Dobló la esquina, adentrándose en Dorrego y preguntándose a qué le temía exactamente Cito. ¿Por qué se lo había ocultado? Había estado a punto de entrar en colapso nervioso antes de la mitad de Company, y Las señoras que almuerzan, musicalmente hablando, le había producido retorcijones en el estómago, pero no había estado tan mal. No era su música, desde luego, y ni aunque se la martilleara en el cerebro —como llevaba haciendo desde el viernes por la noche— lo sería; pero podría soportarlo de tanto en cuando, de la misma manera que podía aguantarse tres horas de Educación Física a la semana. Sin embargo, algo en su mente hacía ruido cuando Elaine Stritch le pedía que levantase su copa por las señoras que toman antidepresivos. Ese algo replicó, en un tono rasposo y sofocado, que se trataba de una necesidad dormida sacudiéndose los pies entumecidos. Por primera vez sentía que debía saber qué era lo que la gente cantaba, y eso lo inquietaba.

Tocó el timbre y esperó a que una voz metálica le preguntase quién era. El finale finalizó y se quitó los auriculares.

Antes de que pudiese sacar el celular para comprobar si era (políticamente) correcto volver a tocar, un golpe sordo lo sobresaltó. Se giró hacia la calle. Alguien acababa de arrojar un manojo de llaves envuelto en un repasador mugriento. Miró hacia arriba y descubrió una mano que lo saludaba agitándose exageradamente.

—¡Es el B, el que no tiene letra! —le gritó Celeste desde una terraza del tercer piso antes de desaparecer más allá del hormigón sin pintar de otro edificio rústicamente posmoderno.

Dejó la botella de gaseosa en el suelo y recogió el repasador.

 

***

 

Antes de que lograra poner la llave —e incluso que llegara a la puerta—, Celeste abrió de un tirón.
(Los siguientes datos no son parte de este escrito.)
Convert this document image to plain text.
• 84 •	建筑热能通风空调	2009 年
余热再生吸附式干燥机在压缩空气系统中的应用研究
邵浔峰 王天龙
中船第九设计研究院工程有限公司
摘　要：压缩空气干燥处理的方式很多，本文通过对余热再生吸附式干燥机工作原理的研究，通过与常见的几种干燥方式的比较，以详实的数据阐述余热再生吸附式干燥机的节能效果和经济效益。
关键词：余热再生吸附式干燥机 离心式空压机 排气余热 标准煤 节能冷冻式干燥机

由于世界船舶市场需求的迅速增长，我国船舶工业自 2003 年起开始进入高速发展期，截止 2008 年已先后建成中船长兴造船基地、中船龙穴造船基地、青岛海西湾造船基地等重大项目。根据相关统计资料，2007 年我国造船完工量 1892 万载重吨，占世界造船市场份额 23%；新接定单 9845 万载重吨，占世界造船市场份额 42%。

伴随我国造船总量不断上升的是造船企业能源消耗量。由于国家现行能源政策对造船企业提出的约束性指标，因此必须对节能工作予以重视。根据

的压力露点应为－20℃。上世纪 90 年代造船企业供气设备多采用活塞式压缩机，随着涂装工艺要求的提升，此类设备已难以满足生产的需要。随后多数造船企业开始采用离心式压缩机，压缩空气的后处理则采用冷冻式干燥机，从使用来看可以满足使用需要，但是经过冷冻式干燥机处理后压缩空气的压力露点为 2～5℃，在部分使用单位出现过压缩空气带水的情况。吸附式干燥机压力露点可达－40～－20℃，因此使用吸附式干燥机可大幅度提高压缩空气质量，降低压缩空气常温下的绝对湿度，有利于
Lo recibió con una sonrisa cálida y algo retorcida. Llevaba el cabello recogido en una pañoleta verde brillante y sus brazos, ocultos bajo una túnica con un idéntico motivo, se extendieron ante él; un collar ridículamente largo se sacudía sobre su mono negro y suelto.

—¿Quién soy? —le preguntó, abriendo como psicópata los ojos sobremaquillados y la boca roja de tanto lápiz de labios.

Martín arqueó una ceja y ladeó la cabeza en señal negativa.

—Ni la más mínima idea —replicó.

—Cierto que vos no sabés ni mierda y media de musicales —dijo Celeste, bajando los brazos, pero sin perder el entusiasmo. —Soy Glenn Close interpretando a Norma Desdmond en la única canción de Sunset Boulevard que realmente vale la pena escuchar, ¡With One Look!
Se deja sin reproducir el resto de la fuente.